Twitter’s decision to draw a line for Trump came just hours after he issued an executive order threatening to make it easier for users to file lawsuits against the company for perceived political bias. The order was a transparent act of retaliation against the company for having appended a fact-checking note to a tweet in which Trump made a range of false claims about plans for California to make it easier for registered voters to vote by mail during the ongoing pandemic.

Jameel Jaffer, the executive director of the Knight First Amendment Institute at Columbia University, told Adweek that the executive order itself violated the First Amendment because it was an act of government retaliation. “The order was born unconstitutional because it was issued in retaliation for Twitter’s fact-checking of President Trump’s tweets,” Jaffer said.

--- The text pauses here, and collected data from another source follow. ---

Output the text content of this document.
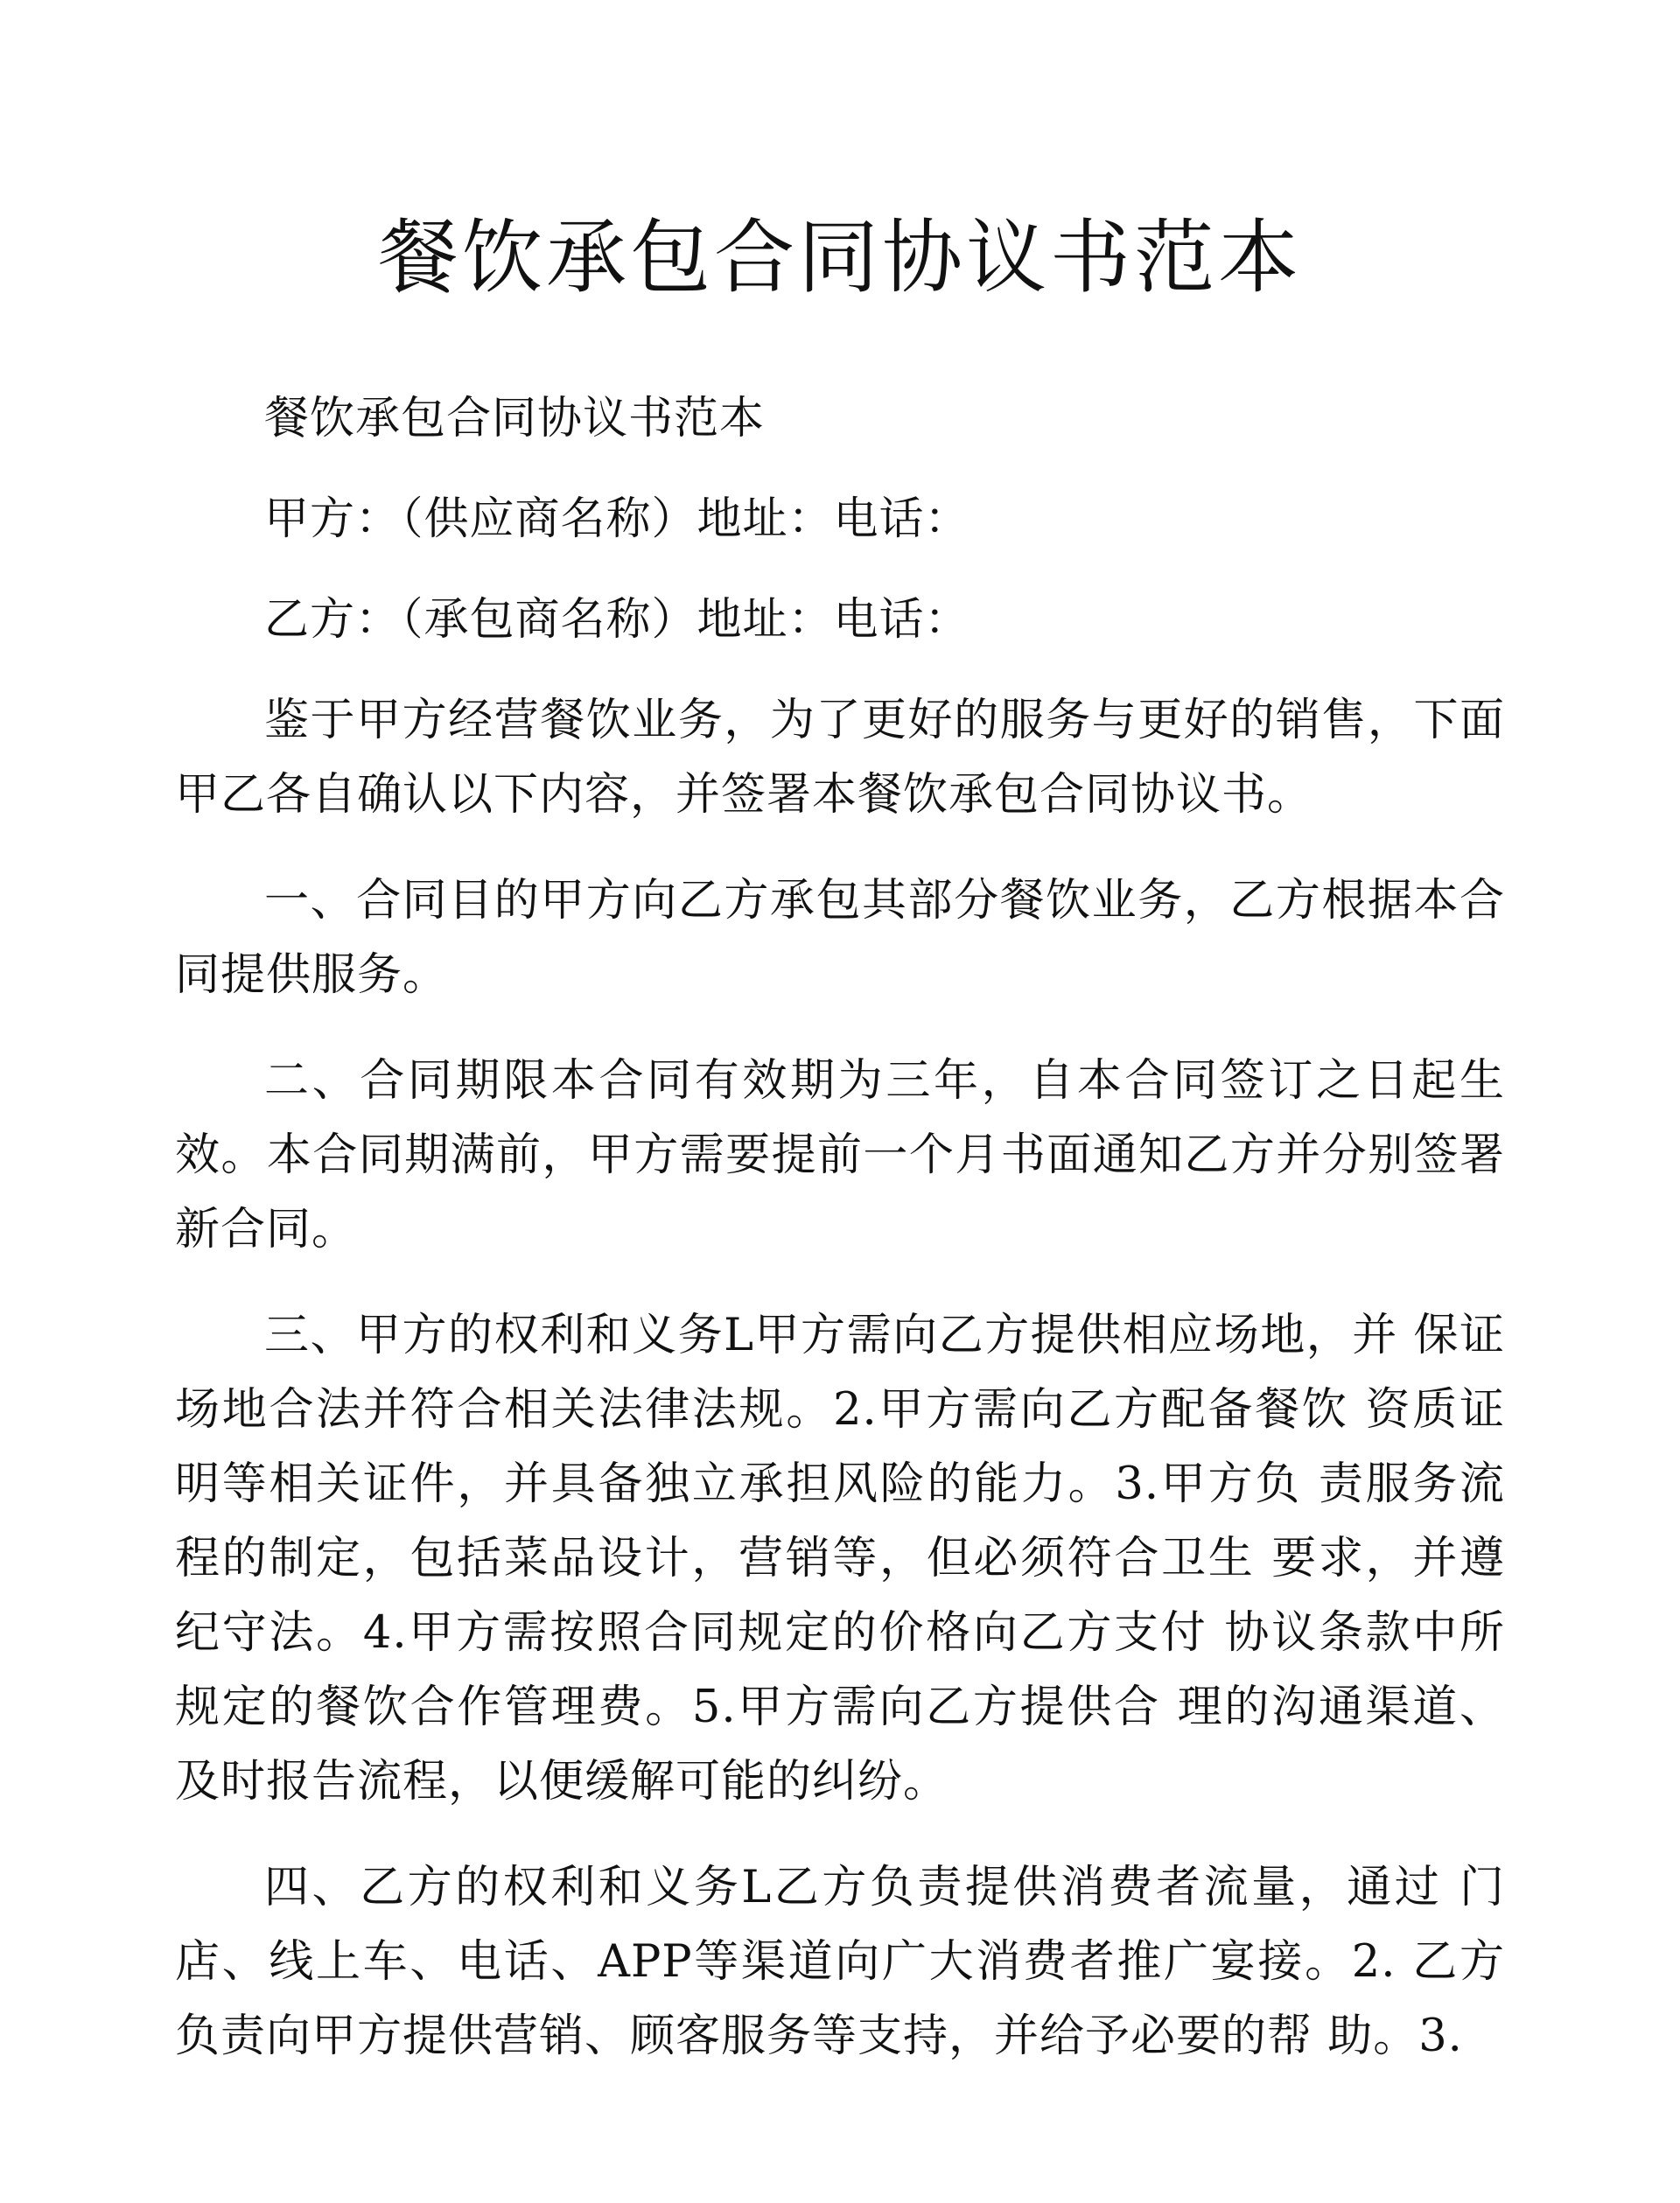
餐饮承包合同协议书范本

餐饮承包合同协议书范本

甲方：（供应商名称）地址：电话：

乙方：（承包商名称）地址：电话：

鉴于甲方经营餐饮业务，为了更好的服务与更好的销售，下面甲乙各自确认以下内容，并签署本餐饮承包合同协议书。

一、合同目的甲方向乙方承包其部分餐饮业务，乙方根据本合同提供服务。

二、合同期限本合同有效期为三年，自本合同签订之日起生效。本合同期满前，甲方需要提前一个月书面通知乙方并分别签署新合同。

三、甲方的权利和义务L甲方需向乙方提供相应场地，并 保证场地合法并符合相关法律法规。2.甲方需向乙方配备餐饮 资质证明等相关证件，并具备独立承担风险的能力。3.甲方负 责服务流程的制定，包括菜品设计，营销等，但必须符合卫生 要求，并遵纪守法。4.甲方需按照合同规定的价格向乙方支付 协议条款中所规定的餐饮合作管理费。5.甲方需向乙方提供合 理的沟通渠道、及时报告流程，以便缓解可能的纠纷。

四、乙方的权利和义务L乙方负责提供消费者流量，通过 门店、线上车、电话、APP等渠道向广大消费者推广宴接。2. 乙方负责向甲方提供营销、顾客服务等支持，并给予必要的帮 助。3.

“The First Amendment protects Twitter’s right to respond to the president’s speech, including by attaching warnings to tweets that glorify violence,” Jaffer said in a statement sent to The Intercept. “Fundamentally this dispute is about whether Twitter has the right to disagree with, criticize, and respond to the president. Obviously, it does. It is remarkable and truly chilling that the president and his advisers seem to believe otherwise.”

Jaffer’s colleague Katie Fallow, a senior attorney at the First Amendment Institute, noted that unusual language that appeared to have been added to the order without much review, “make the retaliatory motive even clearer.”

“Twitter now selectively decides to place a warning label on certain tweets in a manner that clearly reflects political bias,” one part of the order reads. “As has been reported, Twitter seems never to have placed such a label on another politician’s tweet.”

What’s odd, as Fallow notes, is that the order references “another politician” without saying that the first politician it is concerned with here is Trump, although that is quite clear from the context. Another less than subtle hint is that the order throws in a gratuitous attack on the company’s failure to label tweets by Rep. Adam Schiff, who led the impeachment of Trump, in which he supposedly “mislead his followers by peddling the long-disproved Russian Collusion Hoax, and Twitter did not flag those tweets.”

Updated: Friday, May 29, 12:45 p.m. PDT
This article was updated with a new headline and more details about the events on 1968, and to report the arrest of the police officer who killed George Floyd, as well as new comments from the mayors off Minneapolis and Chicago, and President Donald Trump’s failure to take any questions during a White House news conference.